I remember having ice cream at least three times a week.
I remember taking a walk by the sea listening to music everyday, which helped me feel relaxed.
I remember going to concerts almost every weekend.
I remember being really happy with everything happening in my life.
I remember eating food I have craved all day.
I remember finding a song I was looking for a long time.
I remember taking unnecessary naps in the evening, because there was nothing more important to do.
I remember my dreams.
I remember my goals, becoming a successful artist.
I remember being accepted to Parsons.
I remember hanging out with my friends like I was never going to see them again.
I remember being upset, I was afraid of the new experiences I would have to face when moving to another country.
I remember getting tired of all the things I used to enjoy doing.

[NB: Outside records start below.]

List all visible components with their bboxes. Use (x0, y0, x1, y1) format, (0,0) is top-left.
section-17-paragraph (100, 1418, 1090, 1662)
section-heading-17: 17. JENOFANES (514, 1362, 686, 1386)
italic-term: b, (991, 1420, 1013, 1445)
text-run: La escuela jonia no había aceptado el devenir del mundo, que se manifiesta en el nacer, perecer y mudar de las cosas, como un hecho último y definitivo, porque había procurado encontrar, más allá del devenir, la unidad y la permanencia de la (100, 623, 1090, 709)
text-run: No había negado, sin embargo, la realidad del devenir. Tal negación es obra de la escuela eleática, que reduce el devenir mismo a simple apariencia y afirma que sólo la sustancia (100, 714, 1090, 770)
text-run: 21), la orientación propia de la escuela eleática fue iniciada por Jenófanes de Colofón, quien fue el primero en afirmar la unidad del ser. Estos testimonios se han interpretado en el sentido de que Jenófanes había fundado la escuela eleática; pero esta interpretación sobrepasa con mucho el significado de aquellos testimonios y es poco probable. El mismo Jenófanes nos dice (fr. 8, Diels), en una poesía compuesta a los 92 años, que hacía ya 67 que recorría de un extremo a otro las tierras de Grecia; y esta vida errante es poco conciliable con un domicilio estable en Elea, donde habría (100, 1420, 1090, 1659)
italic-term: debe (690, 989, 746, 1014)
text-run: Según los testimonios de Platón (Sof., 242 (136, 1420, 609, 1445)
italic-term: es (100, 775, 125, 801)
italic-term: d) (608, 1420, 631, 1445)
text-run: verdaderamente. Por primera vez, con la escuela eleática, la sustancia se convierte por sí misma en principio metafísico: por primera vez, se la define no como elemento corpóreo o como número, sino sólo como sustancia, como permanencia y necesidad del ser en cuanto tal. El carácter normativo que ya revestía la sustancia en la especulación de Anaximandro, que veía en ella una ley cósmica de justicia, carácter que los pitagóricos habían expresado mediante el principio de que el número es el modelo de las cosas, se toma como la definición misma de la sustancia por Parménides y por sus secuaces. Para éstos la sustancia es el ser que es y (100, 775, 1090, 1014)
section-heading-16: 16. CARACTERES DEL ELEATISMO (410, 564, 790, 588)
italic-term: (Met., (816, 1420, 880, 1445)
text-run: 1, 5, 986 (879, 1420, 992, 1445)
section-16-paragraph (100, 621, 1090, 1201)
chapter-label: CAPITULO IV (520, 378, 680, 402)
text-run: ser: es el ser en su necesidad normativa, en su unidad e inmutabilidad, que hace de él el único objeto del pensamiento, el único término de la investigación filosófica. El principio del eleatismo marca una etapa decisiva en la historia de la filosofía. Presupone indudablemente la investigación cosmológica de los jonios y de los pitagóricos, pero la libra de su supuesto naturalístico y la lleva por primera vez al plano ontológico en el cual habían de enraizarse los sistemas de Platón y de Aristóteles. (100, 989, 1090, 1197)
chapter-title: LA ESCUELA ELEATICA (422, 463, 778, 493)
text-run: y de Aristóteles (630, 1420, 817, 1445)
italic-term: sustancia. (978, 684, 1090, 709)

I remember getting anxious, for the same reasons.
I remember feeling heartbroken for having to say goodbye to so many people I care about.

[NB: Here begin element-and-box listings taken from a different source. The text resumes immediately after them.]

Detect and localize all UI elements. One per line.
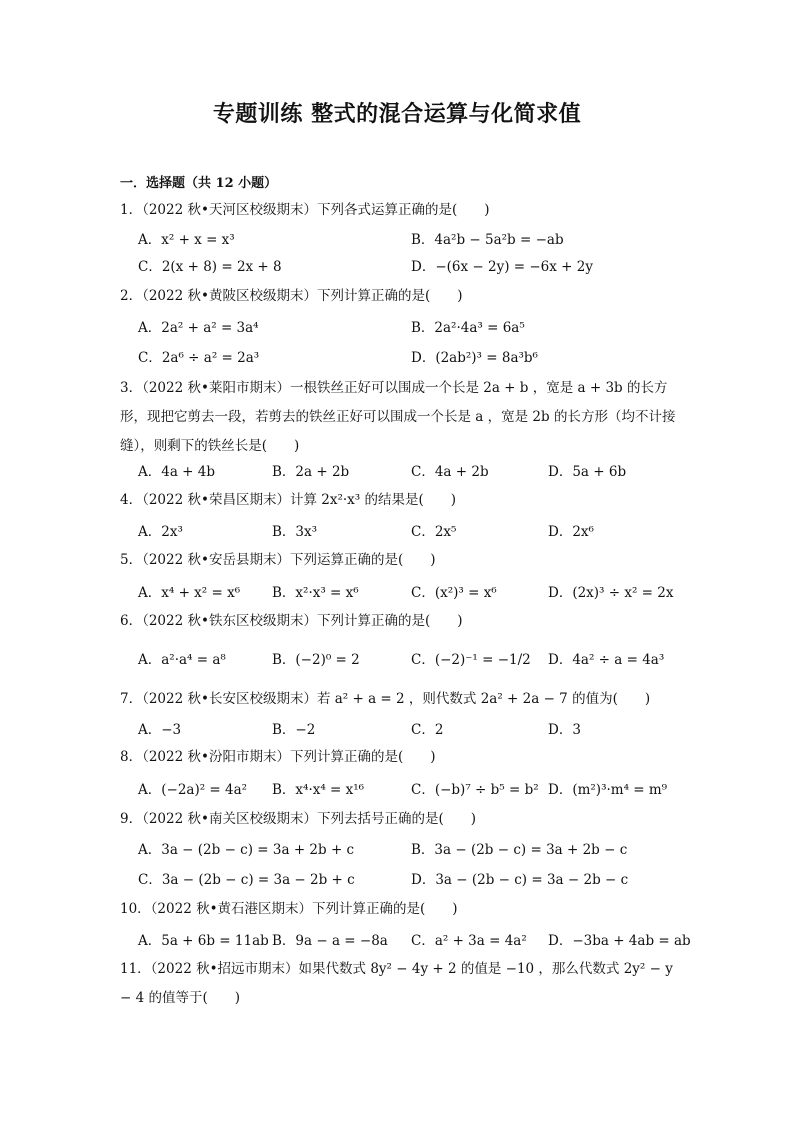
question-11: 11．（2022 秋•招远市期末）如果代数式 8y² − 4y + 2 的值是 −10 ，那么代数式 2y² − y − 4 的值等于( ) <box>120 961 673 1006</box>
q2-option-b: B．2a²·4a³ = 6a⁵ <box>411 320 525 336</box>
q2-option-a: A．2a² + a² = 3a⁴ <box>138 320 259 336</box>
q10-option-c: C．a² + 3a = 4a² <box>411 933 527 949</box>
q4-option-c: C．2x⁵ <box>411 524 457 540</box>
q7-option-b: B．−2 <box>272 722 316 738</box>
q9-option-d: D．3a − (2b − c) = 3a − 2b − c <box>411 872 629 888</box>
question-8: 8．（2022 秋•汾阳市期末）下列计算正确的是( ) <box>120 749 436 765</box>
section-heading: 一．选择题（共 12 小题） <box>120 176 278 191</box>
q10-option-d: D．−3ba + 4ab = ab <box>548 933 691 949</box>
question-1: 1．（2022 秋•天河区校级期末）下列各式运算正确的是( ) <box>120 202 490 218</box>
question-7: 7．（2022 秋•长安区校级期末）若 a² + a = 2 ，则代数式 2a² + 2a − 7 的值为( ) <box>120 691 651 707</box>
q5-option-c: C．(x²)³ = x⁶ <box>411 585 497 601</box>
q10-option-a: A．5a + 6b = 11ab <box>138 933 269 949</box>
q3-option-d: D．5a + 6b <box>548 464 627 480</box>
q9-option-c: C．3a − (2b − c) = 3a − 2b + c <box>138 872 355 888</box>
question-2: 2．（2022 秋•黄陂区校级期末）下列计算正确的是( ) <box>120 288 463 304</box>
q2-option-d: D．(2ab²)³ = 8a³b⁶ <box>411 350 538 366</box>
q4-option-d: D．2x⁶ <box>548 524 594 540</box>
question-9: 9．（2022 秋•南关区校级期末）下列去括号正确的是( ) <box>120 811 476 827</box>
q6-option-b: B．(−2)⁰ = 2 <box>272 652 360 668</box>
q6-option-a: A．a²·a⁴ = a⁸ <box>138 652 226 668</box>
q8-option-c: C．(−b)⁷ ÷ b⁵ = b² <box>411 782 539 798</box>
q1-option-a: A．x² + x = x³ <box>138 232 235 248</box>
q8-option-a: A．(−2a)² = 4a² <box>138 782 248 798</box>
q7-option-c: C．2 <box>411 722 444 738</box>
page-title: 专题训练 整式的混合运算与化简求值 <box>212 101 582 127</box>
q7-option-a: A．−3 <box>138 722 182 738</box>
q1-option-c: C．2(x + 8) = 2x + 8 <box>138 259 282 275</box>
question-6: 6．（2022 秋•铁东区校级期末）下列计算正确的是( ) <box>120 613 463 629</box>
q8-option-d: D．(m²)³·m⁴ = m⁹ <box>548 782 668 798</box>
q3-option-a: A．4a + 4b <box>138 464 216 480</box>
q6-option-d: D．4a² ÷ a = 4a³ <box>548 652 665 668</box>
q10-option-b: B．9a − a = −8a <box>272 933 388 949</box>
q8-option-b: B．x⁴·x⁴ = x¹⁶ <box>272 782 365 798</box>
q3-option-b: B．2a + 2b <box>272 464 350 480</box>
question-3: 3．（2022 秋•莱阳市期末）一根铁丝正好可以围成一个长是 2a + b ，宽是 a + 3b 的长方形，现把它剪去一段，若剪去的铁丝正好可以围成一个长是 a ，宽是 2b 的长方形（均不计接缝），则剩下的铁丝长是( ) <box>120 380 676 454</box>
q7-option-d: D．3 <box>548 722 581 738</box>
q1-option-b: B．4a²b − 5a²b = −ab <box>411 232 564 248</box>
question-4: 4．（2022 秋•荣昌区期末）计算 2x²·x³ 的结果是( ) <box>120 492 456 508</box>
q1-option-d: D．−(6x − 2y) = −6x + 2y <box>411 259 593 275</box>
q9-option-b: B．3a − (2b − c) = 3a + 2b − c <box>411 842 628 858</box>
q2-option-c: C．2a⁶ ÷ a² = 2a³ <box>138 350 260 366</box>
q5-option-b: B．x²·x³ = x⁶ <box>272 585 359 601</box>
q5-option-d: D．(2x)³ ÷ x² = 2x <box>548 585 674 601</box>
question-5: 5．（2022 秋•安岳县期末）下列运算正确的是( ) <box>120 552 436 568</box>
q5-option-a: A．x⁴ + x² = x⁶ <box>138 585 241 601</box>
q4-option-b: B．3x³ <box>272 524 318 540</box>
q6-option-c: C．(−2)⁻¹ = −1/2 <box>411 652 531 668</box>
q4-option-a: A．2x³ <box>138 524 183 540</box>
q3-option-c: C．4a + 2b <box>411 464 489 480</box>
question-10: 10．（2022 秋•黄石港区期末）下列计算正确的是( ) <box>120 901 458 917</box>
q9-option-a: A．3a − (2b − c) = 3a + 2b + c <box>138 842 355 858</box>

I remember saying goodbye to places.
I remember saying goodbye to people.
I remember breaking up with the same guy I fell in love seven months before.
I remember pain.
I remember crying a lot.
I remember feeling lonely.
I remember suffering for all that was going on.
I remember saying goodbye to someone who I don’t know if I’m ever seeing again, my ex.
I remember trying to express my feelings into art, is a way to make me feel better whenever I’m not feeling ok.
I remember thinking that all the pain I was going through was for the best.
I remember trying to take care of myself.
I remember working on my mental health.
I remember therapy sessions.
I remember long philosophical conversations with my therapist.
I remember long philosophical conversations with myself.
I remember feeling like I was not capable.
I remember feeling useless.
I remember trying to help someone even though I needed help.
I remember going back to the beach to try to feel more relaxed.
I remember getting frustrated because nothing could calm me down.
I remember panic attacks.
I remember being desperate for change.
I remember moving to New York.
I remember meeting new people.
I remember meeting new places.
I remember a plot twist in my life.
I remember hanging out with my new friends.
I remember thinking about my future and my biggest dreams.
I remember being able to smile again.
I remember that everything should be just fine, as long as I know I’m in the right place, doing what I can to pursue my dreams.
I remember feeling happy again.
The bridge one project was a very beneficial project for me, I could explore my own memories in a more romantic and nostalgic way to try to summarize them in short sentences. Definitely, some of the most interesting skills I learned were certainly using sensory information to communicate an experience made me think of parts of those memories I didn’t even know I was able to remember. Using my own memory as an inspiration for a creative project was also interesting because it’s good to think about past memories and see how they feel, feel them enough to translate them into just a few works for a project. It was equally fun thinking about specific details to provide context necessary for the reader to understand and idea. Nevertheless, there were some skills that were more challenging to develop, such as using specific information and descriptive words instead of vague statements, and after done with my first draft, editing through adding, subtracting, moving, and replacing text.